Irlanda dicevo, ma anche Svizzera: prati verdi quadrettati da siepi indigene, ovunque ortensie fiorite e tante mucche. Così tante che prima o poi ti capita di fotografarne una al pascolo con lo sfondo dell'oceano: vi garantisco che la testa va in corto, perché il file "bovino" e il file "mare" non sono nella stessa directory.
Ma parliamo dello scooter. Un 50ino della Yamaha che però ci ha tirato su in due fino ai 1000 metri e più della "Caldera", la grande bocca del vulcano che (assieme ad altre minori) ha dato origine all'isola. Il tema a dire il vero non era il mezzo: ero io, che non guidavo un motorino da quando avevo 17 anni (ed era un Testi, poco più di una bicicletta insomma). Partenza in salitissima e sul selciato, con la faccia perplessa del noleggiatore che diceva tutto e pensava "addio". Fortunata, che si fidava ma anche no, ad aspettarmi in cima alla "pontara" per decidere con calma se il gioco valeva la candela.
Ma con tutta questa premessa, Pozzan alla fine ci aveva anche preso gusto. Ci siamo fermati a tutti i "Miradouros", i punti panoramici di cui sono costellati i 40 chilometri del perimetro isolano; siamo arrivati in tetto al vulcano, dove un anello di 8 chilometri percorre tutto l'orlo del cratere, in mezzo ad una vegetazione rigogliosa (l'abbiamo percorso tutto? Ne abbiamo fatto due pezzettini tanto per fare il gesto? Abbiamo fatto due giri e il secondo con una gamba sola? Resterà un segreto tra me, Fortunata e i nostri sandaletti da finto trekking).

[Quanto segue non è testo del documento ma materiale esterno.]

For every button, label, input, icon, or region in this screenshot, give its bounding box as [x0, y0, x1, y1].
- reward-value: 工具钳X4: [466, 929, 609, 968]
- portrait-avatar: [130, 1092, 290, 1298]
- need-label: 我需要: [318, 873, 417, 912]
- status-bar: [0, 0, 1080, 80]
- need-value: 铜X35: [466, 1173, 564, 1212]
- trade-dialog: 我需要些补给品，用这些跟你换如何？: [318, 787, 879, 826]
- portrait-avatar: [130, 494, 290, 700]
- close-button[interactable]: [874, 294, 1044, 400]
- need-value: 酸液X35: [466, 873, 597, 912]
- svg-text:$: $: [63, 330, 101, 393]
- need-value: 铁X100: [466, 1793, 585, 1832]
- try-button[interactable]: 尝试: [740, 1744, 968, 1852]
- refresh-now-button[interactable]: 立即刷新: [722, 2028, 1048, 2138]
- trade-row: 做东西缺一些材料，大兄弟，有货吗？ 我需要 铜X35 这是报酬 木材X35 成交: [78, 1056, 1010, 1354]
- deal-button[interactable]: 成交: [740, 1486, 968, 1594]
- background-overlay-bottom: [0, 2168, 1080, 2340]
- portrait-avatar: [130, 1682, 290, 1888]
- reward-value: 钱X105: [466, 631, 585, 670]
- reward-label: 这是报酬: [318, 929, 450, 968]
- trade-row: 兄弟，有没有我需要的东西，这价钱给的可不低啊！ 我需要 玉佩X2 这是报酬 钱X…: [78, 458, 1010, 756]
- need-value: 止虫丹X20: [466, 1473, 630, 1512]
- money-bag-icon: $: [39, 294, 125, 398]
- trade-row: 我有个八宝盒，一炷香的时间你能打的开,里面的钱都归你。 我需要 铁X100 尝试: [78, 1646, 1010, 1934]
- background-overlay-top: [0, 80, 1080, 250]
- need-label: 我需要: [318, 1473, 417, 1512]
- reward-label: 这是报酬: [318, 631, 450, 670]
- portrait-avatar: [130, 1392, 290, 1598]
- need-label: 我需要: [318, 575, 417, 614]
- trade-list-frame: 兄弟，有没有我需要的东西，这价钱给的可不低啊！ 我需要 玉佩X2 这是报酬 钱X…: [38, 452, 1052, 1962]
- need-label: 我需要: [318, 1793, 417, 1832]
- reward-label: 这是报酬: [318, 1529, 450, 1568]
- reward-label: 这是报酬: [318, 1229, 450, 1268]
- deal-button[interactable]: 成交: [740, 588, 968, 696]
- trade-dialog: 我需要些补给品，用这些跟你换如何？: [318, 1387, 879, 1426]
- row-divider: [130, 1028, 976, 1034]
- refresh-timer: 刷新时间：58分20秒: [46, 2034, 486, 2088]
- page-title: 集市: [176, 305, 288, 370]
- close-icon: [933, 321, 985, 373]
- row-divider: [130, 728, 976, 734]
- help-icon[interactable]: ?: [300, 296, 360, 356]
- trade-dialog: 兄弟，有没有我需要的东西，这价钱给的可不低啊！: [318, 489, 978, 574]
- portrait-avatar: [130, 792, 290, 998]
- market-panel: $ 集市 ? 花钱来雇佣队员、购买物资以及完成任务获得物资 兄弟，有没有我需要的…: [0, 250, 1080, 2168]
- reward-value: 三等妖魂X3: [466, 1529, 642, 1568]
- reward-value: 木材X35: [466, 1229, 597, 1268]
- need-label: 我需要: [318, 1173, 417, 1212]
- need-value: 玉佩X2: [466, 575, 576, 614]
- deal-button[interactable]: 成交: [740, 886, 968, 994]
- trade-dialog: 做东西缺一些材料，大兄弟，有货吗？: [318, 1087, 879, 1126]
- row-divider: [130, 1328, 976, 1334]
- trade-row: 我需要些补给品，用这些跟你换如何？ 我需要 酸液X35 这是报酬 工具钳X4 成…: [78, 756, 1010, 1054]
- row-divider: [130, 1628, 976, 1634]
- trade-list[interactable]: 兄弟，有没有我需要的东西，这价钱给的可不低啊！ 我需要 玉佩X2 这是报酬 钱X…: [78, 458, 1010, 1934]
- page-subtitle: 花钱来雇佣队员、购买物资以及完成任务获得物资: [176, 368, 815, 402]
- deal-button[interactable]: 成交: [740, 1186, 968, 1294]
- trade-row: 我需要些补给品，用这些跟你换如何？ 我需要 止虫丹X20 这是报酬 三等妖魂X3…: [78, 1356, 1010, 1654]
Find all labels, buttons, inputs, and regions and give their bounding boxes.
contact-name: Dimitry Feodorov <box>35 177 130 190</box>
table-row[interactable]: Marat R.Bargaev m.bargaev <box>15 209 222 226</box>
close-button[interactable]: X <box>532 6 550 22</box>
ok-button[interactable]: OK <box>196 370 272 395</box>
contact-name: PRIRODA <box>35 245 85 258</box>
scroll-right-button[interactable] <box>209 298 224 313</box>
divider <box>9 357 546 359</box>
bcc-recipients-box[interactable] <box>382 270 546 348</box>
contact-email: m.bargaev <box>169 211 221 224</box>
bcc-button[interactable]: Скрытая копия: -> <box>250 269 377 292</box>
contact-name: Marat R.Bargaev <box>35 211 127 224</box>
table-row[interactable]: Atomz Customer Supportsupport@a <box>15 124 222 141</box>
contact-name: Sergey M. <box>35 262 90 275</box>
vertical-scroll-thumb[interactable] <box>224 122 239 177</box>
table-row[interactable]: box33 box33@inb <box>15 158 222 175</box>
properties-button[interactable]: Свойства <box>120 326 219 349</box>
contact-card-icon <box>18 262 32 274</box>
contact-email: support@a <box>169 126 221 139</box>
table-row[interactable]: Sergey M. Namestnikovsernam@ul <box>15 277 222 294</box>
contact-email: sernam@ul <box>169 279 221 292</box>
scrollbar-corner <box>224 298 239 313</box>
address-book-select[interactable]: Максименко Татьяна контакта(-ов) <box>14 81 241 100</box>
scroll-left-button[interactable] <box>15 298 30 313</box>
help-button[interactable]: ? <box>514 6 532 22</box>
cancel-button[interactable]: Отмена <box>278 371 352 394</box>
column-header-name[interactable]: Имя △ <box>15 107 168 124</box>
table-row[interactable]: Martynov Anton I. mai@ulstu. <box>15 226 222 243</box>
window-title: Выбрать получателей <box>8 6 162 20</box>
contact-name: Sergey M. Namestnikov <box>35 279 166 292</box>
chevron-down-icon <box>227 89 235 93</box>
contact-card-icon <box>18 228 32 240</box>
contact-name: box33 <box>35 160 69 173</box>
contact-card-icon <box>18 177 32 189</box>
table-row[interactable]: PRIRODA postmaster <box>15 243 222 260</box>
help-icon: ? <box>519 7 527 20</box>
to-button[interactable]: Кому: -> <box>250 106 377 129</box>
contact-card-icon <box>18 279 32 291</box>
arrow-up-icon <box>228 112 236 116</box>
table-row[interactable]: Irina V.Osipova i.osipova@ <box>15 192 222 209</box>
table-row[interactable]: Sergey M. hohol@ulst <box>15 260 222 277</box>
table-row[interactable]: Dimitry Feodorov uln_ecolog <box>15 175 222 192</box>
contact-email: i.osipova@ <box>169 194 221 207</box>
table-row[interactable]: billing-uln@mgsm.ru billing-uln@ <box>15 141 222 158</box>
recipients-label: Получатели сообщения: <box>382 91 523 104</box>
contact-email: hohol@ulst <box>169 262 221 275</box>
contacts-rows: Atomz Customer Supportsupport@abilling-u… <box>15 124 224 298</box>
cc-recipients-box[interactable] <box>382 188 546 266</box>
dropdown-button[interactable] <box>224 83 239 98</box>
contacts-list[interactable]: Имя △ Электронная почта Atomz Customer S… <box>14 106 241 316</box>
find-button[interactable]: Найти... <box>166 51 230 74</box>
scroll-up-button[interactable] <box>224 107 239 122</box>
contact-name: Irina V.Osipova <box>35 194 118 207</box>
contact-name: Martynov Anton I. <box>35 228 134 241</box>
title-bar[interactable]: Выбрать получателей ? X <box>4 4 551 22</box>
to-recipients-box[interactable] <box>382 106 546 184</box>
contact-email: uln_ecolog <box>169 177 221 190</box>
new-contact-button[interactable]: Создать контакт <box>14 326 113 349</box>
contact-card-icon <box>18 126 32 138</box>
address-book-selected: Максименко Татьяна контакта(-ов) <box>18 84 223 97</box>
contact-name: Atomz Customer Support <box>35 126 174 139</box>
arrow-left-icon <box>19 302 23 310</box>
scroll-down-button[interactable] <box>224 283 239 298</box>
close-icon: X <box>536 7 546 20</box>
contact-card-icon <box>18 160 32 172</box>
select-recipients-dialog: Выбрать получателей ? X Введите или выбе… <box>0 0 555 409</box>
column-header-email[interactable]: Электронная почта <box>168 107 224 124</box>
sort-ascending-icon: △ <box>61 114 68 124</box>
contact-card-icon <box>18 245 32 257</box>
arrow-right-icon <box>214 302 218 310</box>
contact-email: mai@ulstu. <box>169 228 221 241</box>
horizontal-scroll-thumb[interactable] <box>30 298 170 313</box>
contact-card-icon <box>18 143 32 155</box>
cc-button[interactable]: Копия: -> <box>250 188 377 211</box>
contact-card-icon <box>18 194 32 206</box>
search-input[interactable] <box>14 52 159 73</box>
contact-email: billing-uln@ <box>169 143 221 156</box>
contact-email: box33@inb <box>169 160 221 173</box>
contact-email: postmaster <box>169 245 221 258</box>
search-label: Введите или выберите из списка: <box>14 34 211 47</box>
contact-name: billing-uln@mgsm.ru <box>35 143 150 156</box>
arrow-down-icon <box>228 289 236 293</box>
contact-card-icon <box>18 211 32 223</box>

Siamo scesi ad ogni indicazione di spiaggia o piscina naturale e alla fine i kilometri erano quasi 100!
Restituito lo scooter, con le braccia che ancora mi vibravano abbiamo scovato un ristorantino dove il cameriere gobbo e con la memoria a breve completamente andata ci ha deliziati con una cena di pesce fresco locale (tonno e merluzzo vanno alla grande da queste parti), un arsenale di contorni e un brodino di pollo come apetizer. Vino bianco dalle terre vulcaniche dell'isola di Pico e un conto finale che in Italia ci mangi in uno e magari male.
La mattina seguente sveglia alle sette, colazione al forno Nova Vida e briefing con il biologo che ci avrebbe di lì a poco accompagnati a vedere balene e delfini. Prima di partire col potente motoscafo, Juan ci ha giustamente insegnato a distinguere gli uni dalle altre. Scherzi a parte, ora so che i Capidogli sono più simili ai delfini che alle balene. È per via dei denti e del fatto che cacciano anzichè filtrare l'acqua per ingozzarsi di krill e plancton.
Balene? Viste (presenze emozionanti ma che concedono poco allo spettatore). Più ruffiani i delfini che hanno giocherellato attorno alla barca finché non si sono stufati e in quattro salti ci hanno seminati.
Pomeriggio nella spiaggia di Porto Pim, bagnetto su acque oceaniche incredibilmente calme, aperitivo, cena, caffè un drink al Bar Sport da Peter, fingendo di essere velisti.
Alla fine di questa prima tappa, due sono le domande che restano tuttavia senza risposta: come mai in quest'isola tutti hanno il Pick up, più o meno nuovo, carrozzato con un cassone di ferro e legno, costruito con tecniche e foggia di 100 anni fa? E soprattutto, cosa c'è alle Azzorre quando l'omonimo anticiclone se ne sta a spasso per l'Europa?
A queste e ad altre domande troverete risposta nelle prossime puntate. Forse.
Splendido. Se pubblichi la foto della mucca col mare di sfondo potrebbe diventare sublime.